Se trata de avanzar en bases sólidas, y se está haciendo poco a poco. Hay que ir trenzando los contenidos del diálogo multilateral e incluso las bases futuras de los acuerdos. Cuando se haya alcanzado la suficiente solidez, ya nos sacaremos la foto. No me preocupa que la foto de la mesa se produzca en noviembre, en enero o en marzo. El objetivo es que tengamos un acuerdo político sólido en Euskadi en 2007.

¿Se ha producido algún contacto multilateral?

No, todos los contactos han sido de carácter bilateral pero es evidente que si yo hablo con unos y con otros y los demás hablan entre sí, al final se está produciendo un diálogo que en la práctica se acerca a lo multilateral.

¿El esquema del proceso se está reinventando sobre la marcha?

Digamos que algunas percepciones están cambiando y la fundamental consiste en que ningún partido se va a sentar en una mesa, y va a asumir los riesgos que todo ello supone en términos políticos, sin estar absolutamente convencido de que vaya a llegarse a un acuerdo. Aunque luego en ese foro se modifiquen cosas, habrá mesa cuando tengamos los mimbres del acuerdo final.

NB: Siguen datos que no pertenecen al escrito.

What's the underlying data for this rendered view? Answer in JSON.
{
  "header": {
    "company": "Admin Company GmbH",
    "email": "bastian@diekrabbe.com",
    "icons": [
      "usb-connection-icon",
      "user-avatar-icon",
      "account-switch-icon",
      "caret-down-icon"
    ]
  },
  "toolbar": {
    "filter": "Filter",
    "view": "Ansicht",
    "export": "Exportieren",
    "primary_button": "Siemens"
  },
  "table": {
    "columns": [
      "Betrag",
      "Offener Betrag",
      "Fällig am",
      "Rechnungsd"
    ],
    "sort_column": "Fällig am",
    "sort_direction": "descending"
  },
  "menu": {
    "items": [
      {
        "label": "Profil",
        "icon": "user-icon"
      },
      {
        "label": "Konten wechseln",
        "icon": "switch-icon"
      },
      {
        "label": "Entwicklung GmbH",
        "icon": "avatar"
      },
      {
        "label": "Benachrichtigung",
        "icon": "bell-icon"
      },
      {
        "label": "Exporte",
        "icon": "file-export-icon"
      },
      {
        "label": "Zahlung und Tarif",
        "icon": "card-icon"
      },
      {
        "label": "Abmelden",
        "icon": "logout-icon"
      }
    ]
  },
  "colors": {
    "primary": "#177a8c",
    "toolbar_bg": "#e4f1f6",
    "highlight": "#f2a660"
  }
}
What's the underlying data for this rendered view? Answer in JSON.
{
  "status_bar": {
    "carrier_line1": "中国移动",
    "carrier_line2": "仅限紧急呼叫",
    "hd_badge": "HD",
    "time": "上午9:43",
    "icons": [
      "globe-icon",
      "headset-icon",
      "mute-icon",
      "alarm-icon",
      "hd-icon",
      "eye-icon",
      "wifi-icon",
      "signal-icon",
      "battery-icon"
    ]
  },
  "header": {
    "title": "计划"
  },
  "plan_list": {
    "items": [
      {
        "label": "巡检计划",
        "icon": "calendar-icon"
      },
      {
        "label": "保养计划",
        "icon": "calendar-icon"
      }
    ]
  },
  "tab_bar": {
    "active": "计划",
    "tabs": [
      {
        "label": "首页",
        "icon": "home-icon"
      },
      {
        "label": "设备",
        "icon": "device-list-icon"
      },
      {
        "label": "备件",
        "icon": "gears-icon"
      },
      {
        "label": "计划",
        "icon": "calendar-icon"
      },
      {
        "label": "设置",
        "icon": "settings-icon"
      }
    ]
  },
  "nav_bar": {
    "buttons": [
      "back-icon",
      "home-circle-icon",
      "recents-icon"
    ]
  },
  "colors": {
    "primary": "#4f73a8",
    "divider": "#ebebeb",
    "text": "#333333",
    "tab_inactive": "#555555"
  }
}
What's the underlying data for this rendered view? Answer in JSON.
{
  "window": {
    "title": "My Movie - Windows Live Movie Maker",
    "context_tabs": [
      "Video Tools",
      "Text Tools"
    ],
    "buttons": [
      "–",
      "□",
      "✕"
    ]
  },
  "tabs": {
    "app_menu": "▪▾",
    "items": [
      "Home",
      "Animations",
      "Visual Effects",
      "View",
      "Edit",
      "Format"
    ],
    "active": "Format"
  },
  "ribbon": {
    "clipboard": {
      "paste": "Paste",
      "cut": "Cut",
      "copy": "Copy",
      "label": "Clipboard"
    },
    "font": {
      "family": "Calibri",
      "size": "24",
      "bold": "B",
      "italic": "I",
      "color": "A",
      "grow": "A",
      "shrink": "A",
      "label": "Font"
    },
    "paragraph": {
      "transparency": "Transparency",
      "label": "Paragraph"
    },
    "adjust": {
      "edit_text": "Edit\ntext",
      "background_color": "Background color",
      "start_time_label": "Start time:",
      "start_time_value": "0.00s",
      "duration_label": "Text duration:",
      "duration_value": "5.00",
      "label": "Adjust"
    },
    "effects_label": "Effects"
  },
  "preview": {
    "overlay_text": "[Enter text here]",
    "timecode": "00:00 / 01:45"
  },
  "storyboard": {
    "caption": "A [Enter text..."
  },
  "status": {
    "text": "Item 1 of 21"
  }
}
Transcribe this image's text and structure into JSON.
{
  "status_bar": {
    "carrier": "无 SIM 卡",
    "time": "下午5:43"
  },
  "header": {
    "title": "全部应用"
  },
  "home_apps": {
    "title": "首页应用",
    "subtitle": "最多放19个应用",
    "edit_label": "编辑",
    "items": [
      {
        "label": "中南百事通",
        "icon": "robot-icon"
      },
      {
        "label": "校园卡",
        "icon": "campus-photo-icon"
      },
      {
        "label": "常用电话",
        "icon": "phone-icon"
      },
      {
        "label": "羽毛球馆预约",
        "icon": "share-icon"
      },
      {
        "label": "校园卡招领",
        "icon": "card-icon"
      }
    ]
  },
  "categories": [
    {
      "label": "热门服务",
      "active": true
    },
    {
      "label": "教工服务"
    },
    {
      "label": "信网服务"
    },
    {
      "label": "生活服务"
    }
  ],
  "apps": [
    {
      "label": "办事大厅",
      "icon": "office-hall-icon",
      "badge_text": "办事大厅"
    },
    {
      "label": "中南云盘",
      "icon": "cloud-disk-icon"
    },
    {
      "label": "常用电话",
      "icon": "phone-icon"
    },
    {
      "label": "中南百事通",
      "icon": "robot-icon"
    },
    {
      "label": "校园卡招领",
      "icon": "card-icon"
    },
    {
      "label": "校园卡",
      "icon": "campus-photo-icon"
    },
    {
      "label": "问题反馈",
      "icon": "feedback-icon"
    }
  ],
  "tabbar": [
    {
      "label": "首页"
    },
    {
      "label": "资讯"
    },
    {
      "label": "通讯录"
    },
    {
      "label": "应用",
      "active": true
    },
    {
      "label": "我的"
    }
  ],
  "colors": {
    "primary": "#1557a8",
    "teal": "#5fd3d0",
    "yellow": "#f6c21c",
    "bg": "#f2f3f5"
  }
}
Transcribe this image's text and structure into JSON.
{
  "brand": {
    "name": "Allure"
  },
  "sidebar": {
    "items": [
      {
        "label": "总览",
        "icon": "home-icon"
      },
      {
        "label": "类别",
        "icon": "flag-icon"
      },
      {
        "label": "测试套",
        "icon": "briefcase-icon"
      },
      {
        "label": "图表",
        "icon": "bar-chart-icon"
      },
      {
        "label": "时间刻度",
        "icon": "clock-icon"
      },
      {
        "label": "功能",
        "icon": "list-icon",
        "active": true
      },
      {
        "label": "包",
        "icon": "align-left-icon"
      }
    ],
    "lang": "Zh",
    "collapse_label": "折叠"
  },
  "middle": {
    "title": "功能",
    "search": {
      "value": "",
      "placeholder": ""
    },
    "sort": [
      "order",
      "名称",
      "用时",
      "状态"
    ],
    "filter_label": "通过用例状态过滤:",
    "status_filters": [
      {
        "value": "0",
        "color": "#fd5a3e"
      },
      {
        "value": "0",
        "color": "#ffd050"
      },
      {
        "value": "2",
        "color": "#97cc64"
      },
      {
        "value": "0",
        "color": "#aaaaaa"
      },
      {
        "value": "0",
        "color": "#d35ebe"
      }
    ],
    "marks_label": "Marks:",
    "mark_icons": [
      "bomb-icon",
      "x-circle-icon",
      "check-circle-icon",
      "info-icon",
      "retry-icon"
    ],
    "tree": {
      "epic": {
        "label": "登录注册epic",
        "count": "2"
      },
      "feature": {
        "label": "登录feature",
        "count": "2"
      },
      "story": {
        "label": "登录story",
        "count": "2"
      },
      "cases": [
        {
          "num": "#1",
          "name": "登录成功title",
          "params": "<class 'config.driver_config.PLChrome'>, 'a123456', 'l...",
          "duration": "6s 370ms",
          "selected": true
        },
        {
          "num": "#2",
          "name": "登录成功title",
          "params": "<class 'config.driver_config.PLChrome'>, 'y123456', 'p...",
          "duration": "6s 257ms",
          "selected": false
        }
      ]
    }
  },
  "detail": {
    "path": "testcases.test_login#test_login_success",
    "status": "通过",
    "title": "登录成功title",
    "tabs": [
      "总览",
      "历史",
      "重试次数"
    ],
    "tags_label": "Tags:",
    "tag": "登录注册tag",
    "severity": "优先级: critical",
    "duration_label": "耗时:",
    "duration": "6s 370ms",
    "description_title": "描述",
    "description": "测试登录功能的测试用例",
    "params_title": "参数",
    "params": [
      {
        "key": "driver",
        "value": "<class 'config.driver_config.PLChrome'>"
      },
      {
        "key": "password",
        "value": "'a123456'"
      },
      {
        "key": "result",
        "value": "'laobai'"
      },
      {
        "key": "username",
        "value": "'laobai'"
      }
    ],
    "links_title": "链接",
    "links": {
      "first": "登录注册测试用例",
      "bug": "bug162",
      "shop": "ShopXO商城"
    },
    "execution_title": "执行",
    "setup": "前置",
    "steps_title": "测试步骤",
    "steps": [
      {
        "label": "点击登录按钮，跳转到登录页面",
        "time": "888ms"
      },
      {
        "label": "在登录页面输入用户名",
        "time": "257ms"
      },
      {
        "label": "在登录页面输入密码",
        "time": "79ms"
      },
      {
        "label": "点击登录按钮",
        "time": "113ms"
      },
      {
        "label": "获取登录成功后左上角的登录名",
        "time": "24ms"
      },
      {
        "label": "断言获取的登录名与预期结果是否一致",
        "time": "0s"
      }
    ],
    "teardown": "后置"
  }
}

Entonces, ¿puede que no haya mesa multipartita este año?

Eso no me preocupa. Lo relevante no es éso, sino que avancemos hacia un acuerdo.

¿Quedará clara la naturaleza del conflicto?

Estamos trasladando al PSOE y al PSE-EE que va a ser complejo encontrar la formulación política, pero que, desde luego, ésta debe ir al núcleo del conflicto. Resulta necesario lograr un acuerdo entre vascos acerca de cómo nos construimos desde el respeto a nuestra libre decisión, sobre la forma de engarzar éso con el principio de pluralidad y respecto a la manera de abordar todas estas cuestiones desde un principio de no unilateralidad a través de un pacto con el Estado. Estamos hablando de un acuerdo político con estos ingredientes.

El PP no lo aceptará...

El PP se ha echado al monte. Ya ni siquiera es fácil hablar con este partido, lo cual es un auténtico disparate. Cambiarán cuando la sociedad les dé un revolcón.

El lehendakari ha planteado una vía para legalizar a Batasuna. Más allá de las declaraciones públicas, ¿es ésa la fórmula en la que todos pueden ponerse de acuerdo?

El lehendakari Ibarretxe habló con prudencia, pero con mucho sentido común. En esta cuestión no valen los trágalas y, por lo tanto, se impondrá una salida que obligue y comprometa a todos. La fórmula final se diferenciará en décimas de la propuesta por el lehendakari el viernes.